When Shaving Alternatives Make More Sense
For people who get ingrown hairs no matter how carefully they shave, removing hair at the root or reducing growth altogether can be more effective than perfecting your shaving routine. Laser hair removal targets the follicle itself, reducing hair growth over time. A 2023 study found that 75% of participants saw a significant reduction in ingrown hairs after just three sessions, and a full course of treatments can reduce ingrowns by up to 90%. It’s the most effective option for chronic sufferers, though it works best on darker hair and requires multiple sessions spaced weeks apart.
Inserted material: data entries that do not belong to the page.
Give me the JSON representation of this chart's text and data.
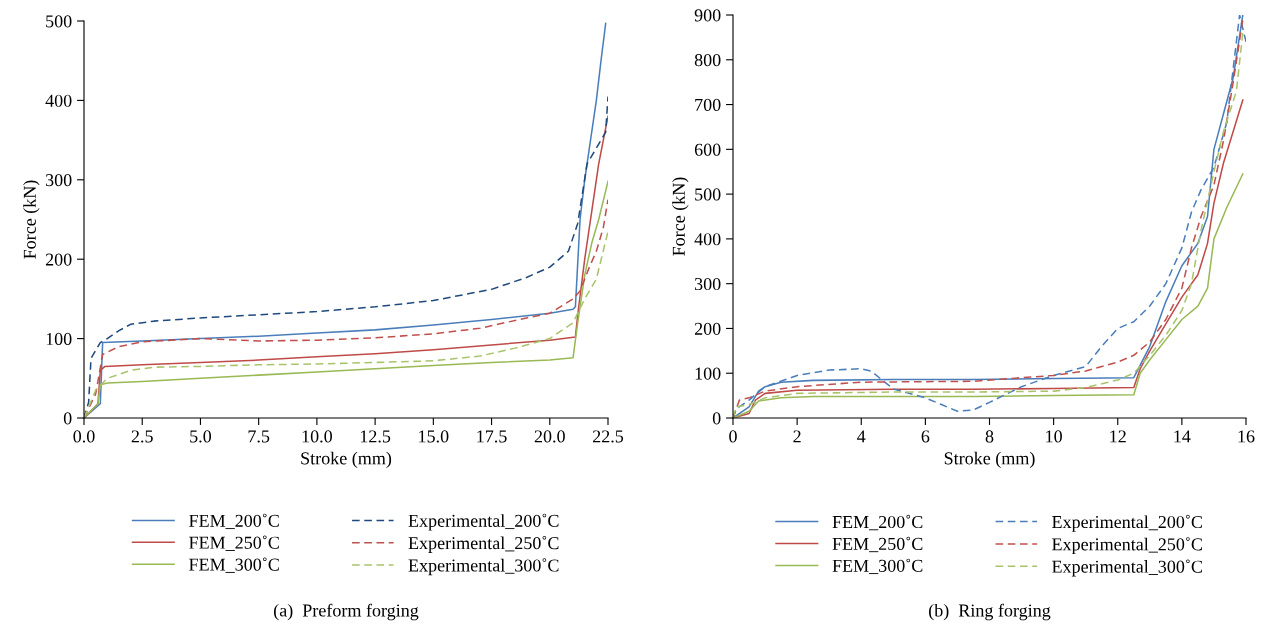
{
  "chart_data": [
    {
      "type": "line",
      "xlabel": "Stroke (mm)",
      "ylabel": "Force (kN)",
      "xlim": [
        0,
        22.5
      ],
      "ylim": [
        0,
        500
      ],
      "xticks": [
        {
          "value": 0,
          "label": "0.0"
        },
        {
          "value": 2.5,
          "label": "2.5"
        },
        {
          "value": 5,
          "label": "5.0"
        },
        {
          "value": 7.5,
          "label": "7.5"
        },
        {
          "value": 10,
          "label": "10.0"
        },
        {
          "value": 12.5,
          "label": "12.5"
        },
        {
          "value": 15,
          "label": "15.0"
        },
        {
          "value": 17.5,
          "label": "17.5"
        },
        {
          "value": 20,
          "label": "20.0"
        },
        {
          "value": 22.5,
          "label": "22.5"
        }
      ],
      "yticks": [
        0,
        100,
        200,
        300,
        400,
        500
      ],
      "grid": false,
      "legend": "bottom",
      "marker": "none",
      "annotations": [
        "(a)  Preform forging"
      ],
      "series": [
        {
          "name": "FEM_200˚C",
          "color": "#4a7ebb",
          "line_style": "solid",
          "x": [
            0,
            0.7,
            0.8,
            2.5,
            5,
            7.5,
            10,
            12.5,
            15,
            17.5,
            20,
            21,
            21.1,
            21.3,
            21.5,
            21.8,
            22,
            22.2,
            22.4
          ],
          "values": [
            0,
            18,
            95,
            97,
            100,
            103,
            107,
            111,
            117,
            124,
            132,
            137,
            140,
            250,
            300,
            360,
            400,
            450,
            497
          ]
        },
        {
          "name": "FEM_250˚C",
          "color": "#be4b48",
          "line_style": "solid",
          "x": [
            0,
            0.6,
            0.7,
            0.9,
            2.5,
            5,
            7.5,
            10,
            12.5,
            15,
            17.5,
            20,
            21.1,
            21.2,
            21.5,
            21.8,
            22.1,
            22.4,
            22.5
          ],
          "values": [
            0,
            18,
            60,
            65,
            67,
            70,
            73,
            77,
            81,
            86,
            92,
            98,
            102,
            130,
            200,
            260,
            320,
            365,
            380
          ]
        },
        {
          "name": "FEM_300˚C",
          "color": "#98b954",
          "line_style": "solid",
          "x": [
            0,
            0.6,
            0.7,
            1,
            2.5,
            5,
            7.5,
            10,
            12.5,
            15,
            17.5,
            20,
            21,
            21.2,
            21.5,
            21.8,
            22.1,
            22.5
          ],
          "values": [
            0,
            18,
            42,
            44,
            46,
            50,
            54,
            58,
            62,
            66,
            70,
            73,
            76,
            120,
            180,
            220,
            250,
            298
          ]
        },
        {
          "name": "Experimental_200˚C",
          "color": "#1f497d",
          "line_style": "dashed",
          "x": [
            0,
            0.2,
            0.3,
            0.7,
            1,
            1.5,
            2,
            3,
            5,
            7.5,
            10,
            12.5,
            15,
            17.5,
            19,
            20,
            20.8,
            21.2,
            21.6,
            22,
            22.4,
            22.5
          ],
          "values": [
            0,
            20,
            75,
            95,
            100,
            110,
            118,
            122,
            126,
            130,
            134,
            140,
            148,
            162,
            177,
            190,
            210,
            245,
            320,
            340,
            360,
            405
          ]
        },
        {
          "name": "Experimental_250˚C",
          "color": "#c0504d",
          "line_style": "dashed",
          "x": [
            0,
            0.5,
            0.8,
            1.5,
            2.5,
            5,
            7.5,
            10,
            12.5,
            15,
            17,
            19,
            20,
            21,
            21.3,
            21.7,
            22,
            22.3,
            22.5
          ],
          "values": [
            0,
            30,
            80,
            90,
            96,
            100,
            97,
            98,
            101,
            106,
            113,
            126,
            132,
            150,
            160,
            190,
            210,
            240,
            275
          ]
        },
        {
          "name": "Experimental_300˚C",
          "color": "#a8c46a",
          "line_style": "dashed",
          "x": [
            0,
            0.5,
            1,
            2,
            3,
            5,
            7.5,
            10,
            12.5,
            15,
            17,
            18.5,
            20,
            21,
            21.5,
            22,
            22.5
          ],
          "values": [
            0,
            35,
            50,
            60,
            64,
            65,
            67,
            68,
            70,
            72,
            78,
            88,
            100,
            120,
            150,
            175,
            235
          ]
        }
      ]
    },
    {
      "type": "line",
      "xlabel": "Stroke (mm)",
      "ylabel": "Force (kN)",
      "xlim": [
        0,
        16
      ],
      "ylim": [
        0,
        900
      ],
      "xticks": [
        0,
        2,
        4,
        6,
        8,
        10,
        12,
        14,
        16
      ],
      "yticks": [
        0,
        100,
        200,
        300,
        400,
        500,
        600,
        700,
        800,
        900
      ],
      "grid": false,
      "legend": "bottom",
      "marker": "none",
      "annotations": [
        "(b)  Ring forging"
      ],
      "series": [
        {
          "name": "FEM_200˚C",
          "color": "#4a7ebb",
          "line_style": "solid",
          "x": [
            0,
            0.5,
            0.8,
            1,
            1.5,
            2.5,
            5,
            7.5,
            10,
            12.5,
            13,
            13.5,
            14,
            14.5,
            14.8,
            15,
            15.3,
            15.6,
            15.9
          ],
          "values": [
            0,
            25,
            60,
            70,
            80,
            84,
            86,
            86,
            88,
            90,
            160,
            260,
            340,
            390,
            450,
            600,
            680,
            760,
            900
          ]
        },
        {
          "name": "FEM_250˚C",
          "color": "#be4b48",
          "line_style": "solid",
          "x": [
            0,
            0.5,
            0.7,
            1,
            2,
            5,
            7.5,
            10,
            12.5,
            12.7,
            13,
            13.5,
            14,
            14.5,
            14.8,
            15,
            15.3,
            15.6,
            15.9
          ],
          "values": [
            0,
            10,
            40,
            55,
            62,
            64,
            64,
            66,
            68,
            110,
            150,
            210,
            270,
            320,
            390,
            480,
            570,
            640,
            710
          ]
        },
        {
          "name": "FEM_300˚C",
          "color": "#98b954",
          "line_style": "solid",
          "x": [
            0,
            0.5,
            0.8,
            1.5,
            2.5,
            5,
            7.5,
            10,
            12.5,
            12.7,
            13,
            13.5,
            14,
            14.5,
            14.8,
            15,
            15.4,
            15.9
          ],
          "values": [
            0,
            15,
            38,
            45,
            48,
            48,
            48,
            50,
            52,
            100,
            130,
            175,
            220,
            250,
            290,
            400,
            470,
            545
          ]
        },
        {
          "name": "Experimental_200˚C",
          "color": "#4a7ebb",
          "line_style": "dashed",
          "x": [
            0,
            0.1,
            0.5,
            1,
            2,
            3,
            4,
            4.3,
            5,
            6,
            6.5,
            7,
            7.5,
            8,
            9,
            10,
            11,
            11.5,
            12,
            12.5,
            13,
            13.5,
            14,
            14.3,
            14.6,
            15,
            15.4,
            15.8,
            16
          ],
          "values": [
            0,
            20,
            40,
            70,
            95,
            107,
            110,
            105,
            65,
            45,
            30,
            15,
            18,
            35,
            70,
            95,
            115,
            160,
            200,
            215,
            250,
            300,
            380,
            460,
            510,
            560,
            660,
            900,
            840
          ]
        },
        {
          "name": "Experimental_250˚C",
          "color": "#c0504d",
          "line_style": "dashed",
          "x": [
            0,
            0.2,
            0.5,
            1,
            2,
            4,
            7.5,
            9,
            10,
            11,
            12,
            12.5,
            13,
            13.5,
            14,
            14.3,
            14.6,
            15,
            15.3,
            15.6,
            15.9
          ],
          "values": [
            0,
            40,
            45,
            60,
            70,
            80,
            82,
            90,
            95,
            105,
            125,
            140,
            170,
            220,
            290,
            380,
            450,
            520,
            620,
            750,
            890
          ]
        },
        {
          "name": "Experimental_300˚C",
          "color": "#a8c46a",
          "line_style": "dashed",
          "x": [
            0,
            0.1,
            0.5,
            1,
            2,
            5,
            7.5,
            10,
            11,
            12,
            12.5,
            13,
            13.5,
            14,
            14.3,
            14.6,
            15,
            15.3,
            15.7,
            15.9
          ],
          "values": [
            0,
            25,
            30,
            45,
            55,
            58,
            58,
            60,
            68,
            85,
            100,
            140,
            185,
            240,
            300,
            420,
            550,
            640,
            730,
            860
          ]
        }
      ]
    }
  ]
}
Waxing and sugaring pull hair from the root, which means the new hair grows back with a tapered (rather than sharp) tip. This makes it less likely to pierce the skin. Waxing reduces ingrowns by roughly 60% compared to shaving. The downside is that you need enough hair growth between sessions for the wax to grip, so there’s a stubble phase to tolerate.
Electric trimmers are a simpler swap. They cut hair just above the skin rather than at or below it, which dramatically reduces the chance of re-entry. You won’t get a perfectly smooth result, but if your priority is avoiding bumps, a trimmer is a low-effort solution.
Signs an Ingrown Hair Needs Attention
Most ingrown hairs resolve on their own within a week or two, especially if you stop shaving the area and keep it exfoliated. But some develop into cysts, which are larger, deeper, and more painful than a typical bump. This is more common in people with thick or curly hair because the direction of hair growth is less predictable. If an ingrown becomes increasingly swollen, develops a spreading area of redness, feels warm to the touch, or starts draining pus, it may be infected and could need professional drainage or a course of antibiotics.